3. Even if your item is one of the preferred brands and is in mint condition, it still may be rejected and they won’t tell you why either.
4. On their website and in their adverts, you might see that they offer a courier service so you don’t have to personally drop off your items. What you don’t find out till later is that this courier service essentially will cost you $14 in fees (deducted from your seller’s account).
5. Because there’s no unique SKU, you don’t really know how much your item sells for.
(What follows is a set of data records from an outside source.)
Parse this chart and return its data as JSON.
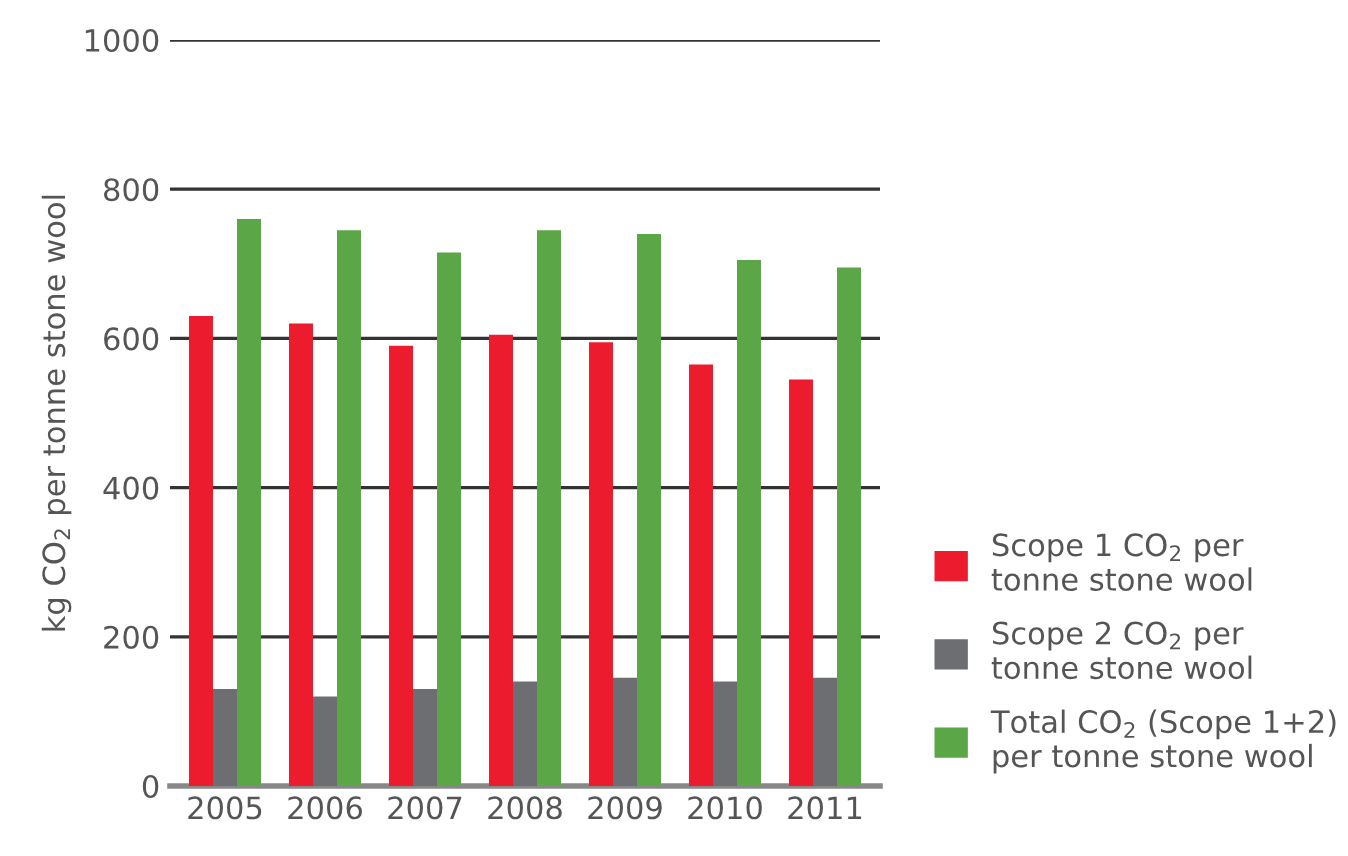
{
  "chart_data": {
    "type": "bar",
    "ylabel": "kg CO$_{2}$ per tonne stone wool",
    "categories": [
      "2005",
      "2006",
      "2007",
      "2008",
      "2009",
      "2010",
      "2011"
    ],
    "series": [
      {
        "name": "Scope 1 CO$_{2}$ per\ntonne stone wool",
        "color": "#ec1c2e",
        "values": [
          630,
          620,
          590,
          605,
          595,
          565,
          545
        ]
      },
      {
        "name": "Scope 2 CO$_{2}$ per\ntonne stone wool",
        "color": "#6d6e71",
        "values": [
          130,
          120,
          130,
          140,
          145,
          140,
          145
        ]
      },
      {
        "name": "Total CO$_{2}$ (Scope 1+2)\nper tonne stone wool",
        "color": "#5ba646",
        "values": [
          760,
          745,
          715,
          745,
          740,
          705,
          695
        ]
      }
    ],
    "ylim": [
      0,
      1000
    ],
    "yticks": [
      0,
      200,
      400,
      600,
      800,
      1000
    ],
    "grid": "y",
    "legend": "bottom right"
  }
}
It could sell for $15, but in your seller’s portal, it might say it sold for $5. There’s really no way of knowing, and because of that, you have to trust their pricing and their process.
6. When I asked the staff what happens when an item sits in their shops for a very long time, she said that sometimes they will have pop-up shops with a steeply discounted pile. But because there is no identifier on each item (other than your seller’s account name), you still won’t know which items were relegated to this pile and whether you were able to fetch a better price on your own.
7. Getting an item back that was put for sale is a difficult process and may require that you close your seller’s account. At other consignment shops I’ve been to, this is usually not the case. You can change your mind and take your items back fairly easily.
8. Although their shops open from 11am to 9pm, the collection times are only from 2pm to 6pm. I’m not sure why they don’t extend the collection hours since dropping off clothes just requires that you sign them over, which takes no more than 5 minutes. It’s not like the person who inspects and accepts your items needs to be there when you are there.
9. There are a lot of brands that are fashionable and popular that are simply not accepted by Refash (at least not through their “fast track” process). I dropped off clothing from Armani Exchange, Guess, Esprit, Polo/Ralph Lauren, and Nike – all brands that are among the top most popular brands for Millennials and iGens (Generation z) but were not listed in their preferred brands list – and they were all rejected even though they were in mint condition.
Verdict & PROMO CODE
Refash saves money for shoppers, helps earn money for those who want to clear their clutter, and reduces overall waste in the world – what’s not to love? Would I sell though them again? Yes, but only if I have gently used clothes from their preferred brands list that (in my case) would have to be either passed down to me, from a thrift store, or salvaged from the dumpster (this is because I haven’t bought any clothes from retail shops for nearly a decade).